Sevilene Kötülük Edilmez
İnsan, düşmanı hep dışarıda arar.
Hâlbuki en büyük düşman içimizdedir. Peygamber efendimiz,
(En dehşetli düşman nefsinizdir)buyuruyor. Büyükler bize, başkasına değil,
kendimize düşman olmayı öğretmiş, (Düşmanı dışarıda aramayın,
düşman içinizdedir)buyurmuşlardır.
Kendini beğenerek ben diyen, nefsini kastetmiş olur.

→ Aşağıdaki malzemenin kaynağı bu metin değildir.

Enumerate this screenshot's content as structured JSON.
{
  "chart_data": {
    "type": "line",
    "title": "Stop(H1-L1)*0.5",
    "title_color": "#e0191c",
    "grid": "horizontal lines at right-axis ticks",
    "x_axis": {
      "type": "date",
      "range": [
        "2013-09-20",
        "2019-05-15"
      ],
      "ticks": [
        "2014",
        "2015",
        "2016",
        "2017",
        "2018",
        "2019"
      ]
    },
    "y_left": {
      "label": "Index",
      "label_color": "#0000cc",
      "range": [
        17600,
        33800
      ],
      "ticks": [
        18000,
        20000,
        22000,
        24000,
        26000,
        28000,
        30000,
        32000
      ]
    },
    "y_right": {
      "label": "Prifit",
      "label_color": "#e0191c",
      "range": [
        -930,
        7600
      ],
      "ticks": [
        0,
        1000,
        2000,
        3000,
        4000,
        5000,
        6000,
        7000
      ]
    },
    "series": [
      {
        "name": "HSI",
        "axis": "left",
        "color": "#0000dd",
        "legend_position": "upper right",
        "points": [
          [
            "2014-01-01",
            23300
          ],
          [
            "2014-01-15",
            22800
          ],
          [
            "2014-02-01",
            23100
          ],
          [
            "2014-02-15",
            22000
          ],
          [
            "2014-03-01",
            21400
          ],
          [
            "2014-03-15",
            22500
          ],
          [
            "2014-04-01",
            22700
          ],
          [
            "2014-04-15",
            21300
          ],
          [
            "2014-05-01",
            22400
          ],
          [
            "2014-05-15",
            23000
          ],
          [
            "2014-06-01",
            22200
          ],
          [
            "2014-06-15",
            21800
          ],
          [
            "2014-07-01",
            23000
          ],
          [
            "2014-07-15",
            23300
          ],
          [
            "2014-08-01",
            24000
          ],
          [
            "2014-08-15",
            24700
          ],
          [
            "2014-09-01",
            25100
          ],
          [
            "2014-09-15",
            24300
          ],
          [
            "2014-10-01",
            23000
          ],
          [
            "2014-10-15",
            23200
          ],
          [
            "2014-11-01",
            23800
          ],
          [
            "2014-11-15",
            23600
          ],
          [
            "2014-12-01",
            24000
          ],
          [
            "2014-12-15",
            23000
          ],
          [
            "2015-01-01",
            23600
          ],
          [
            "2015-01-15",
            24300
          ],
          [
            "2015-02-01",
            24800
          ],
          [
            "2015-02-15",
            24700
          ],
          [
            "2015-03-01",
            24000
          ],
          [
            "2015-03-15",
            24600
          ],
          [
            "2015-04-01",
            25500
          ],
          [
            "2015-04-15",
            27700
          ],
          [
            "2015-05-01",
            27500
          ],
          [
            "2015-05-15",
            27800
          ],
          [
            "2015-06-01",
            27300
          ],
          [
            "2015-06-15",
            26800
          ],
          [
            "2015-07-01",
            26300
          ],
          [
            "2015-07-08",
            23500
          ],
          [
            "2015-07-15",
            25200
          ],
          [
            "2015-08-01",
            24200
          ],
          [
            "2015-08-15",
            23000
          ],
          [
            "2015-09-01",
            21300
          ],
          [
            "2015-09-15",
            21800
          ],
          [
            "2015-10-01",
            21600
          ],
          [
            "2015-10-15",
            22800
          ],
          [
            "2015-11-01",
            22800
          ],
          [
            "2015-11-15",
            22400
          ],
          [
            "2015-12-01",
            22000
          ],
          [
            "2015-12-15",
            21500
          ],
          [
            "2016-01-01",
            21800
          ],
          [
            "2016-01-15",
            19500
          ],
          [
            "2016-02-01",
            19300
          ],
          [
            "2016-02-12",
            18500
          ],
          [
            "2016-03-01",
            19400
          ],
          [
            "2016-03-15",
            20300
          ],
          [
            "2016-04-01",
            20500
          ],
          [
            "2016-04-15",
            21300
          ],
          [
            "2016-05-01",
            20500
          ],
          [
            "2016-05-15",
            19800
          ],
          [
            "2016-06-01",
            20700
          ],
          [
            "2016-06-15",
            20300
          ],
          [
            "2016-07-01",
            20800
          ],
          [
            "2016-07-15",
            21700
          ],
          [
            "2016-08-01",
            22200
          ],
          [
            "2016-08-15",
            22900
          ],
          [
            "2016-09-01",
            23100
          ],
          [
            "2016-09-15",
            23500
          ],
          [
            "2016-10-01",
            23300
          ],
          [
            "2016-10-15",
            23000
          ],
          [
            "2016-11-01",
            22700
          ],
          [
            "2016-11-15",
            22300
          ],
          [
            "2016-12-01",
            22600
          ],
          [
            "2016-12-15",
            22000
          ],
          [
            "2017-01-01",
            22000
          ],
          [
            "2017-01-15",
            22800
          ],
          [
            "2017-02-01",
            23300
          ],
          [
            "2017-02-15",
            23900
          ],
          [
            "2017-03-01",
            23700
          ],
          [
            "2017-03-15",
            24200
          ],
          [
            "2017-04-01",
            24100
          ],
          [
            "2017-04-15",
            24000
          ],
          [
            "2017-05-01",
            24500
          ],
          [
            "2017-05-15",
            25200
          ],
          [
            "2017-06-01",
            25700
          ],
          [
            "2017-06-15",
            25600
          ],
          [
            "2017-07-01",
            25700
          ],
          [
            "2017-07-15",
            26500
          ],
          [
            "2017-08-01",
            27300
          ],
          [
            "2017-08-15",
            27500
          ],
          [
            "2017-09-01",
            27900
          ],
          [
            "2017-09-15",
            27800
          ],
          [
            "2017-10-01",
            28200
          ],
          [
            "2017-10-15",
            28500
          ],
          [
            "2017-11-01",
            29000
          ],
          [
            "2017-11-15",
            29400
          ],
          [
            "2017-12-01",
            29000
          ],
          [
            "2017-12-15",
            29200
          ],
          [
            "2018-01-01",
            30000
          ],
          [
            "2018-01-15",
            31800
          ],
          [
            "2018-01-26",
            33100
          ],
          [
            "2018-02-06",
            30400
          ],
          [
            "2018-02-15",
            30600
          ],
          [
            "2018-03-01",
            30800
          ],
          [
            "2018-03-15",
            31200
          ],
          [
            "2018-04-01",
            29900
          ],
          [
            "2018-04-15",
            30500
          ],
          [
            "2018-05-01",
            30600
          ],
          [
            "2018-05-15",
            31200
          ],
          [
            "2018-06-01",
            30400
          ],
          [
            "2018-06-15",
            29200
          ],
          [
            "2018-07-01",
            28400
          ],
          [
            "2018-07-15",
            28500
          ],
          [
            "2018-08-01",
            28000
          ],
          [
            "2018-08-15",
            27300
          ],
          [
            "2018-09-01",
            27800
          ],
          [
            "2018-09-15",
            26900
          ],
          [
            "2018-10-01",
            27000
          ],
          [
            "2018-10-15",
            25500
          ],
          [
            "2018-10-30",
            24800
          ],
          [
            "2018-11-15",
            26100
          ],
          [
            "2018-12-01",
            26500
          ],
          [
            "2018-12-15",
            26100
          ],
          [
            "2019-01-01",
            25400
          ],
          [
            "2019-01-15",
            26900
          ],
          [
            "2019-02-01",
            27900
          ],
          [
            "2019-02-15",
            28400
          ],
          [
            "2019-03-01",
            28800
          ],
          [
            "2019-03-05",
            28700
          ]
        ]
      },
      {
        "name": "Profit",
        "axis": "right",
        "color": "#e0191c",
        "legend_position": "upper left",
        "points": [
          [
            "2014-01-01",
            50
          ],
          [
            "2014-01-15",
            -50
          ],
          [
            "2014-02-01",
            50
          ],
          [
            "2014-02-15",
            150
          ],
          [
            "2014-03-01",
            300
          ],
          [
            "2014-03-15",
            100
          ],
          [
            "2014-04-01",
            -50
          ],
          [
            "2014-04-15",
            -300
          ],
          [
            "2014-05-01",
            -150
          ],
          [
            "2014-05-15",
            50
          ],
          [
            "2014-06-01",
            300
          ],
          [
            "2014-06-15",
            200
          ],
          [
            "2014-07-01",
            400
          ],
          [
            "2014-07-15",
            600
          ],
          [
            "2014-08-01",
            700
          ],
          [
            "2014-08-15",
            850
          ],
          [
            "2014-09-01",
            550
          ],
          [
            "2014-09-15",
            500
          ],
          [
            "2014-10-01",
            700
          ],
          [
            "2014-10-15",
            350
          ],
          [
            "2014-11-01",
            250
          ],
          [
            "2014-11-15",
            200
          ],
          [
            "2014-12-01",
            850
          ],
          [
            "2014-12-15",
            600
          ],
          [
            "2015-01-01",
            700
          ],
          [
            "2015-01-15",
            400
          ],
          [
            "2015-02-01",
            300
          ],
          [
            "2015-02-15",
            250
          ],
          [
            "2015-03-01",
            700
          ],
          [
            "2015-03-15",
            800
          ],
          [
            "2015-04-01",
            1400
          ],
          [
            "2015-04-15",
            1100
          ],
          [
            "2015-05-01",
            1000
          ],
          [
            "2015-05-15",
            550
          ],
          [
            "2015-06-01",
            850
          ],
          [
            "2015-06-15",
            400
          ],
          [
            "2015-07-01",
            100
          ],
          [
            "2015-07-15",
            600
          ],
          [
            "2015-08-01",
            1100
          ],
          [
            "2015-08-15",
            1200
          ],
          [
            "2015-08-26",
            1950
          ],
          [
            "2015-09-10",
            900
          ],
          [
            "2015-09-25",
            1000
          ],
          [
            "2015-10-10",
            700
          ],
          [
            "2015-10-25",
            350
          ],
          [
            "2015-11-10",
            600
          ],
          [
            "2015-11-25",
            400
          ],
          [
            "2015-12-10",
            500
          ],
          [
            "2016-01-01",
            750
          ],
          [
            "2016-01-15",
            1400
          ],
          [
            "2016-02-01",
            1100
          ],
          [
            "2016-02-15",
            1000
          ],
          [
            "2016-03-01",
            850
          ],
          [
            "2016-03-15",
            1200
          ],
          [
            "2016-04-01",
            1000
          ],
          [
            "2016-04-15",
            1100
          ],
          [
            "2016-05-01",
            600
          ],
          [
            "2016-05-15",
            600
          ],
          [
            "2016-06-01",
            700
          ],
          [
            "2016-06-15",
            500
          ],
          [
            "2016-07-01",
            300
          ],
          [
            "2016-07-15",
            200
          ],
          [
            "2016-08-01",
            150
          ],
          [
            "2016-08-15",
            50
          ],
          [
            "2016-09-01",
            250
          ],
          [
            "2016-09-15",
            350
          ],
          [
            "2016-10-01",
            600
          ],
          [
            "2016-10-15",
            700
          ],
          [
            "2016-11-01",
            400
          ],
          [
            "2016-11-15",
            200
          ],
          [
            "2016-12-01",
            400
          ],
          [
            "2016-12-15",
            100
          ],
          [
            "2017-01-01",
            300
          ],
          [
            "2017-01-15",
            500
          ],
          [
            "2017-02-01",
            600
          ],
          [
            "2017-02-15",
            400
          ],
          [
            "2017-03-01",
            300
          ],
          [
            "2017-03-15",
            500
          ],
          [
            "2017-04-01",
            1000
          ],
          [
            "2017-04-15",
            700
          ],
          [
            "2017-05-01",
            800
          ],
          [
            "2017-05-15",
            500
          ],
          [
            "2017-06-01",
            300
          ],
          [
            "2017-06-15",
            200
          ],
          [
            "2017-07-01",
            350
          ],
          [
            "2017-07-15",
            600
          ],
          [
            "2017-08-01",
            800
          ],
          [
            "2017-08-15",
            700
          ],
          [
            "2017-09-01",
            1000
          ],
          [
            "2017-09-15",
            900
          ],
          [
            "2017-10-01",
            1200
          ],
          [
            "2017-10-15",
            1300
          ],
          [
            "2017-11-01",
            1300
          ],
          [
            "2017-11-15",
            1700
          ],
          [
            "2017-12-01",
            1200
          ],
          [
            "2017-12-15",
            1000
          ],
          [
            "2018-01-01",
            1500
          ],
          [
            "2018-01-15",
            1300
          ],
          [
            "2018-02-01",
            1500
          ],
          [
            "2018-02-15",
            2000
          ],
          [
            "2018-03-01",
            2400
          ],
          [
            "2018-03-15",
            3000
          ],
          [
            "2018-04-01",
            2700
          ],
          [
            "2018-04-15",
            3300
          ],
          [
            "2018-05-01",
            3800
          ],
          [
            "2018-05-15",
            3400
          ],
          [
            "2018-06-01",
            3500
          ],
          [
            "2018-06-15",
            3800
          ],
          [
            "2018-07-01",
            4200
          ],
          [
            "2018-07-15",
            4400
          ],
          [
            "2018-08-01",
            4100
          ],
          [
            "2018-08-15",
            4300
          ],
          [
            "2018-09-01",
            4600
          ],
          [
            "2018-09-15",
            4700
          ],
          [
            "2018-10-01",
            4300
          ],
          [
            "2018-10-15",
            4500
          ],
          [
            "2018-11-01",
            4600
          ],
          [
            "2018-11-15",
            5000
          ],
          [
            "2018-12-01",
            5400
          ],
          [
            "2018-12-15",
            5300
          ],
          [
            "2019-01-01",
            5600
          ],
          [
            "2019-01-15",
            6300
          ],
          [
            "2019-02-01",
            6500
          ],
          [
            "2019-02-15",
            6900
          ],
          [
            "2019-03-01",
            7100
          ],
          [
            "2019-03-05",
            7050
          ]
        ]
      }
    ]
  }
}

Büyük zatlar, ben demezler. Mesela, Seyyid Abdülhakîm Arvâsî hazretlerinin
hayatında ben dediği duyulmamış, hattâ, (O büyük zatların yanlarında bulunsak,
bizi hesaba katmazlar, çünkü biz hesaba dâhil değiliz. Orada bulunmasak aranmayız,
hatırlarına bile gelmeyiz. Biz hiçiz) buyurmuştur.
Hiçbir göz kendini göremez, karşısındakini görür.
Hâlbuki tasavvufta herkes kendini görmeye çalışmıştır.
İnsan kendini nasıl görebilir? Büyüklerin aynasında görebilir. Ne hâlde görür?
Elbette uygunsuz görür, iyi olarak göremez. Bütün iyi hasletler o zatta,
bütün kötülükler kendisinde görür. O zaman kendini tedavi etmeye başlayacaktır.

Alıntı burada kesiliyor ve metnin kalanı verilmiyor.